第16章 鉄骨娘
※皆実視点
呪霊の気配が消える。
床にペタリと座り込んだ私の目の前で、虎杖くんと釘崎さんが喧嘩してた。
「だから言ったろ! 一人は危ねー真面目にやれって!」
「一人は危ないなんて言われてないわよ!」
「言っ……てなかった!?」
うーん。
言ってたような、言ってなかったような。
たしかに真面目にやれとは言ってたけど。
「つーか何食って育てば素手で壁ブチ破れんのよ!!」
「鉄コンじゃなかったんだよ!!」
「鉄コンじゃなくても無理よ普通!! アンタもアンタよ! なんで普通に壁を破壊してくると思うのよ! バカでしょ!」
釘崎さんが私のほうを振り向いて怒鳴った。
たしかにそうなんだけど。
「虎杖くんなら壁くらい壊すかなって」
「壁くらいって考えがおかしいって言ってんの!」
釘崎さんが「意味わかんない!」って叫ぶ中、虎杖くんが大きくため息を吐いて、そして吸い込んだ。
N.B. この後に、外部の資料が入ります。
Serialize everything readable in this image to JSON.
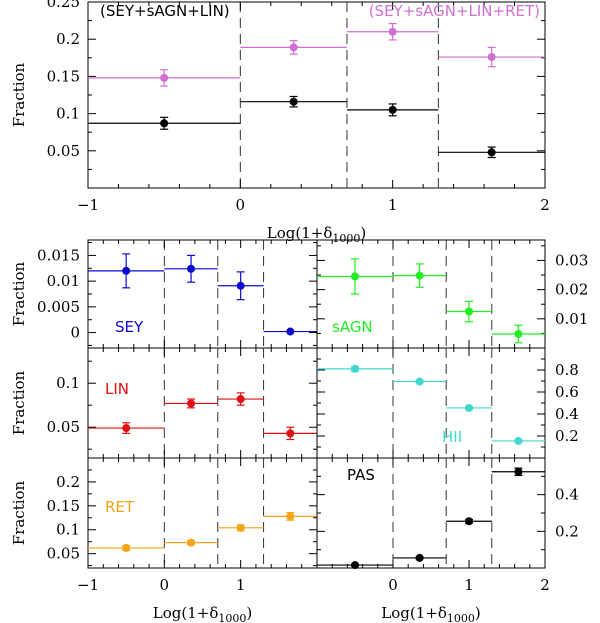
{
  "chart_data": [
    {
      "id": "top",
      "type": "scatter",
      "xlabel": "Log(1+δ",
      "xlabel_sub": "1000",
      "xlabel_close": ")",
      "ylabel": "Fraction",
      "xlim": [
        -1,
        2
      ],
      "ylim": [
        0,
        0.25
      ],
      "xticks": [
        "−1",
        "0",
        "1",
        "2"
      ],
      "xtick_values": [
        -1,
        0,
        1,
        2
      ],
      "yticks": [
        "0.05",
        "0.1",
        "0.15",
        "0.2",
        "0.25"
      ],
      "ytick_values": [
        0.05,
        0.1,
        0.15,
        0.2,
        0.25
      ],
      "dividers": [
        0,
        0.7,
        1.3
      ],
      "series": [
        {
          "name": "(SEY+sAGN+LIN)",
          "color": "#000000",
          "points": [
            {
              "x": -0.5,
              "y": 0.087,
              "err": 0.008,
              "xmin": -1,
              "xmax": 0
            },
            {
              "x": 0.35,
              "y": 0.116,
              "err": 0.007,
              "xmin": 0,
              "xmax": 0.7
            },
            {
              "x": 1.0,
              "y": 0.105,
              "err": 0.008,
              "xmin": 0.7,
              "xmax": 1.3
            },
            {
              "x": 1.65,
              "y": 0.048,
              "err": 0.007,
              "xmin": 1.3,
              "xmax": 2.0
            }
          ]
        },
        {
          "name": "(SEY+sAGN+LIN+RET)",
          "color": "#d06fd0",
          "points": [
            {
              "x": -0.5,
              "y": 0.148,
              "err": 0.011,
              "xmin": -1,
              "xmax": 0
            },
            {
              "x": 0.35,
              "y": 0.189,
              "err": 0.009,
              "xmin": 0,
              "xmax": 0.7
            },
            {
              "x": 1.0,
              "y": 0.21,
              "err": 0.011,
              "xmin": 0.7,
              "xmax": 1.3
            },
            {
              "x": 1.65,
              "y": 0.176,
              "err": 0.013,
              "xmin": 1.3,
              "xmax": 2.0
            }
          ]
        }
      ]
    },
    {
      "id": "sey",
      "type": "scatter",
      "label": "SEY",
      "color": "#0b0bd0",
      "ylabel": "Fraction",
      "xlim": [
        -1,
        2
      ],
      "ylim": [
        -0.003,
        0.018
      ],
      "yticks": [
        "0",
        "0.005",
        "0.01",
        "0.015"
      ],
      "ytick_values": [
        0,
        0.005,
        0.01,
        0.015
      ],
      "dividers": [
        0,
        0.7,
        1.3
      ],
      "points": [
        {
          "x": -0.5,
          "y": 0.012,
          "err": 0.0033,
          "xmin": -1,
          "xmax": 0
        },
        {
          "x": 0.35,
          "y": 0.0124,
          "err": 0.0026,
          "xmin": 0,
          "xmax": 0.7
        },
        {
          "x": 1.0,
          "y": 0.0091,
          "err": 0.0027,
          "xmin": 0.7,
          "xmax": 1.3
        },
        {
          "x": 1.65,
          "y": 0.0002,
          "err": 0,
          "xmin": 1.3,
          "xmax": 2.0
        }
      ]
    },
    {
      "id": "sagn",
      "type": "scatter",
      "label": "sAGN",
      "color": "#22ee22",
      "xlim": [
        -1,
        2
      ],
      "ylim": [
        0,
        0.037
      ],
      "yticks": [
        "0.01",
        "0.02",
        "0.03"
      ],
      "ytick_values": [
        0.01,
        0.02,
        0.03
      ],
      "dividers": [
        0,
        0.7,
        1.3
      ],
      "points": [
        {
          "x": -0.5,
          "y": 0.0245,
          "err": 0.006,
          "xmin": -1,
          "xmax": 0
        },
        {
          "x": 0.35,
          "y": 0.0248,
          "err": 0.004,
          "xmin": 0,
          "xmax": 0.7
        },
        {
          "x": 1.0,
          "y": 0.0125,
          "err": 0.0035,
          "xmin": 0.7,
          "xmax": 1.3
        },
        {
          "x": 1.65,
          "y": 0.0048,
          "err": 0.003,
          "xmin": 1.3,
          "xmax": 2.0
        }
      ]
    },
    {
      "id": "lin",
      "type": "scatter",
      "label": "LIN",
      "color": "#e01010",
      "ylabel": "Fraction",
      "xlim": [
        -1,
        2
      ],
      "ylim": [
        0.015,
        0.14
      ],
      "yticks": [
        "0.05",
        "0.1"
      ],
      "ytick_values": [
        0.05,
        0.1
      ],
      "dividers": [
        0,
        0.7,
        1.3
      ],
      "points": [
        {
          "x": -0.5,
          "y": 0.049,
          "err": 0.006,
          "xmin": -1,
          "xmax": 0
        },
        {
          "x": 0.35,
          "y": 0.077,
          "err": 0.005,
          "xmin": 0,
          "xmax": 0.7
        },
        {
          "x": 1.0,
          "y": 0.082,
          "err": 0.007,
          "xmin": 0.7,
          "xmax": 1.3
        },
        {
          "x": 1.65,
          "y": 0.043,
          "err": 0.007,
          "xmin": 1.3,
          "xmax": 2.0
        }
      ]
    },
    {
      "id": "hii",
      "type": "scatter",
      "label": "HII",
      "color": "#40d8cf",
      "xlim": [
        -1,
        2
      ],
      "ylim": [
        0,
        1.0
      ],
      "yticks": [
        "0.2",
        "0.4",
        "0.6",
        "0.8"
      ],
      "ytick_values": [
        0.2,
        0.4,
        0.6,
        0.8
      ],
      "dividers": [
        0,
        0.7,
        1.3
      ],
      "points": [
        {
          "x": -0.5,
          "y": 0.81,
          "err": 0.02,
          "xmin": -1,
          "xmax": 0
        },
        {
          "x": 0.35,
          "y": 0.695,
          "err": 0.01,
          "xmin": 0,
          "xmax": 0.7
        },
        {
          "x": 1.0,
          "y": 0.455,
          "err": 0.01,
          "xmin": 0.7,
          "xmax": 1.3
        },
        {
          "x": 1.65,
          "y": 0.155,
          "err": 0.01,
          "xmin": 1.3,
          "xmax": 2.0
        }
      ]
    },
    {
      "id": "ret",
      "type": "scatter",
      "label": "RET",
      "color": "#f5a418",
      "ylabel": "Fraction",
      "xlabel": "Log(1+δ",
      "xlabel_sub": "1000",
      "xlabel_close": ")",
      "xlim": [
        -1,
        2
      ],
      "ylim": [
        0.02,
        0.25
      ],
      "xticks": [
        "−1",
        "0",
        "1"
      ],
      "xtick_values": [
        -1,
        0,
        1
      ],
      "yticks": [
        "0.05",
        "0.1",
        "0.15",
        "0.2"
      ],
      "ytick_values": [
        0.05,
        0.1,
        0.15,
        0.2
      ],
      "dividers": [
        0,
        0.7,
        1.3
      ],
      "points": [
        {
          "x": -0.5,
          "y": 0.062,
          "err": 0.005,
          "xmin": -1,
          "xmax": 0
        },
        {
          "x": 0.35,
          "y": 0.073,
          "err": 0.004,
          "xmin": 0,
          "xmax": 0.7
        },
        {
          "x": 1.0,
          "y": 0.104,
          "err": 0.006,
          "xmin": 0.7,
          "xmax": 1.3
        },
        {
          "x": 1.65,
          "y": 0.128,
          "err": 0.008,
          "xmin": 1.3,
          "xmax": 2.0
        }
      ]
    },
    {
      "id": "pas",
      "type": "scatter",
      "label": "PAS",
      "color": "#000000",
      "xlabel": "Log(1+δ",
      "xlabel_sub": "1000",
      "xlabel_close": ")",
      "xlim": [
        -1,
        2
      ],
      "ylim": [
        0,
        0.6
      ],
      "xticks": [
        "0",
        "1",
        "2"
      ],
      "xtick_values": [
        0,
        1,
        2
      ],
      "yticks": [
        "0.2",
        "0.4"
      ],
      "ytick_values": [
        0.2,
        0.4
      ],
      "dividers": [
        0,
        0.7,
        1.3
      ],
      "points": [
        {
          "x": -0.5,
          "y": 0.016,
          "err": 0.004,
          "xmin": -1,
          "xmax": 0
        },
        {
          "x": 0.35,
          "y": 0.055,
          "err": 0.005,
          "xmin": 0,
          "xmax": 0.7
        },
        {
          "x": 1.0,
          "y": 0.255,
          "err": 0.01,
          "xmin": 0.7,
          "xmax": 1.3
        },
        {
          "x": 1.65,
          "y": 0.525,
          "err": 0.02,
          "xmin": 1.3,
          "xmax": 2.0
        }
      ]
    }
  ]
}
「俺も、しこたま聞かれたけどさ、オマエなんで呪術高専来たんだよ」
「田舎が嫌で東京に住みたかったから!!」
釘崎さんらしい理由に、私は思わず笑ってしまった。
対する虎杖くんは呆気に取られてて。
「そんな理由で命懸けられんの?」
「懸けられるわ。私が私であるためだもの」
そう告げる釘崎さんは、やっぱり凛々しくて綺麗だった。